Okuma Süresi 3 dkYayınlanma Cuma, Eylül 15 2017
İnsan hakları savunucusu Dr Ömer Faruk Gergerlioğlu, kişisel bloguna yazdığı 'Gömdürülmeyen cenaze ne düşündürmeli?' yazısıyla Aysel Tuğluk'un annesinin mezarının açılmasını değerlendirdi
Gömdürülmeyen cenaze ne düşündürmeli?
 
Evvelsi akşam Türkiye çok tehlikeli bir olay yaşadı. HDP milletvekili Aysel Tuğluk'un cenazesinin toprağa verilmesi mezarlıkta taşkın gösteriler yapıp sloganlar atan bir grup gösterici tarafından engellendi.

Hayatta çok az olayda bir tabiri kullanırım. İnanılmaz derecede vahim, yürek yakan, insani duyguların kaldıramayacağı olaylar olur bazen. Tuğluk'un annesinin cenaze olayında da bunu kullandım ve kendi adıma toplumun durumu için ciddi endişe yaşadım. Bu nasıl bir insanlık dışı hal, nasıl bir faşistlik, nasıl bir zalimlikti..! Böylesi durumlara tüm insanlar çok öfkelenirken yaratıcının öfkelenmemesi düşünülemez. O halde niye bu tür olayların olmasına izin veriyor, niye bu derece insanlık dışı canlıları bir azap ile cezalandırmıyor? Bu ve benzeri sorular sanırım çok kişinin aklına geliyor, evvelsi gün bu olay duyulduğunda da mutlaka gelmiştir. İslami terminolojide böylesi durumlar için bir söz vardır. "Allah imhal eder (mühlet verir), ihmal etmez." Demek ki Müslümanlar yaşamış oldukları dünyada karşılıksız kalan çok suçun karşılığı için böyle kafiyeli bir deyişle yüreklerini öte dünyaya kadar serinletmeye çalışıyor.
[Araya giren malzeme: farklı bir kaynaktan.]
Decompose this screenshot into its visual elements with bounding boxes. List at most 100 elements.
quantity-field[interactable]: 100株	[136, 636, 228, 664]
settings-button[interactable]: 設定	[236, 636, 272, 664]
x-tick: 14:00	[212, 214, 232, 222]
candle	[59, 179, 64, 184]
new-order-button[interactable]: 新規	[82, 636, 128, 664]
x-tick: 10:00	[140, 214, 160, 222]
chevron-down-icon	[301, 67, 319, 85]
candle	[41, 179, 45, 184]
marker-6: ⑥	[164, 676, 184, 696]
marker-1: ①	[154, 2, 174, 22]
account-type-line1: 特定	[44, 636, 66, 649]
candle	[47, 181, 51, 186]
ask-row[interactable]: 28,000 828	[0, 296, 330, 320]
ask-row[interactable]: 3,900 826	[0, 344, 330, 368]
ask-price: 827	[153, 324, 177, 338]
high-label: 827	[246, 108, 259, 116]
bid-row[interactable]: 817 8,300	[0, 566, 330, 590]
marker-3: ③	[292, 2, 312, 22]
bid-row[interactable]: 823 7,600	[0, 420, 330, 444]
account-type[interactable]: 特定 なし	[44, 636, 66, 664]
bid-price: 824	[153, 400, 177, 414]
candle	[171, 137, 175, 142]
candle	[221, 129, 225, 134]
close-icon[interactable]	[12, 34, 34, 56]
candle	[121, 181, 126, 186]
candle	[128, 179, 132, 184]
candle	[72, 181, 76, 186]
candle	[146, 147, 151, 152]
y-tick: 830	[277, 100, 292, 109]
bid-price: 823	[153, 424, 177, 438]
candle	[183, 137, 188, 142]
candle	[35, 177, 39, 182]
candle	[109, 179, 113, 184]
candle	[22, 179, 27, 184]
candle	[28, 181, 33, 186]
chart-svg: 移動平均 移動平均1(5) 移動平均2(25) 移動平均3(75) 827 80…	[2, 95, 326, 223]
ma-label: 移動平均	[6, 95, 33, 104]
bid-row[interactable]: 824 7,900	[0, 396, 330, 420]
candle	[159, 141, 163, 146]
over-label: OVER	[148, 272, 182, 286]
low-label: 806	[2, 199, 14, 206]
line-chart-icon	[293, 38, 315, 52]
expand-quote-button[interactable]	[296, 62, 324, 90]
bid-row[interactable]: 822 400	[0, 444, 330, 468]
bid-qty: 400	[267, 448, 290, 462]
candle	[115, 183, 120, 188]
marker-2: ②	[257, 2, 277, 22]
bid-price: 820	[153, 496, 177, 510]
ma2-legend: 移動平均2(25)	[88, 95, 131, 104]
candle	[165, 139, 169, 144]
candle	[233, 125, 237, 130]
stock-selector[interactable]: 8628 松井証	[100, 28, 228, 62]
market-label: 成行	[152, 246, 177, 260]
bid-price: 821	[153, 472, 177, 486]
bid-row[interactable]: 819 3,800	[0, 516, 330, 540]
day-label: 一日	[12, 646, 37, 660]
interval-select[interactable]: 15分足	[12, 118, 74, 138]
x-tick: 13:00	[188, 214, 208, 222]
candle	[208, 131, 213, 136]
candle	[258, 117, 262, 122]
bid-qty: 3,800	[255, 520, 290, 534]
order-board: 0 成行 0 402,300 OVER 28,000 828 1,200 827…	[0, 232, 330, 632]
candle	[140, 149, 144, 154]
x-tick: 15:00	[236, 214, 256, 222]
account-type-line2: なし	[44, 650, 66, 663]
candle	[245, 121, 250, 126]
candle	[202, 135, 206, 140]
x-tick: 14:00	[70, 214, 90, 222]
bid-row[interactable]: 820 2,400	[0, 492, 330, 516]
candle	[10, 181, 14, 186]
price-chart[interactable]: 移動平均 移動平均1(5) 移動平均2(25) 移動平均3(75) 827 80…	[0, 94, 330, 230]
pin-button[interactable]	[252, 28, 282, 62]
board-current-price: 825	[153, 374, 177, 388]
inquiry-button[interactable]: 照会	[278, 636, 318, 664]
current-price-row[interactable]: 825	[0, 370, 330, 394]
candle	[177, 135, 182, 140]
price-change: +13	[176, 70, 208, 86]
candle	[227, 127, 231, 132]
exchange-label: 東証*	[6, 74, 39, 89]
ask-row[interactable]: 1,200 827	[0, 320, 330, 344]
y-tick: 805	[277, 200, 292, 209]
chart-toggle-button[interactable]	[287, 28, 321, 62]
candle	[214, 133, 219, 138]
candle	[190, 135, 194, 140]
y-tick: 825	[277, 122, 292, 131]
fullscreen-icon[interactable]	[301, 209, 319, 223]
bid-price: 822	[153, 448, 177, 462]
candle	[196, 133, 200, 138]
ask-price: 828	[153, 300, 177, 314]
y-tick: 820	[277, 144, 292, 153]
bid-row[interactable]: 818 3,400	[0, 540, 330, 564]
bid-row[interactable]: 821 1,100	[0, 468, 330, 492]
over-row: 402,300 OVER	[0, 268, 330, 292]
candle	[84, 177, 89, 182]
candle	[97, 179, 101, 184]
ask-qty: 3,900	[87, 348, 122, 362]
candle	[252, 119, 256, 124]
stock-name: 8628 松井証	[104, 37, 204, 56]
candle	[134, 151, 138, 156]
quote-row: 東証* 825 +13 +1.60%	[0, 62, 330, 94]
Ama bu, dünyadaki sorumluluğumuzu hafifletecek mi? "Suçların cezası nasıl olsa verilecek" diye gönül rahatlığıyla kaygılarımızı azaltma hakkımız var mı?

Bu topraklarda hangi suçun karşılığı verildi ki? İşte 100 yıl öncesinde kalmasına rağmen halen yok edilememiş tüm hatıralarıyla Ermeni soykırımı. Dersim katliamı, Kürt meselesinde her bir bireyin mutlaka hayatının bir anında veya çok zamanında hissettiği acılar. Müslüman dindarları "makbul vatandaş" kılmak için değişime zorlamak ve yasaklarla, dayatmalarla hayattan dışlamak, Süryanilerin, Yahudilerin, Rumların kitlesel nümayişlerle yağmalanan malları, mülkleri. Hiçbirinin hesabı verilmedi, özür dilenmedi ve günümüze gelindi.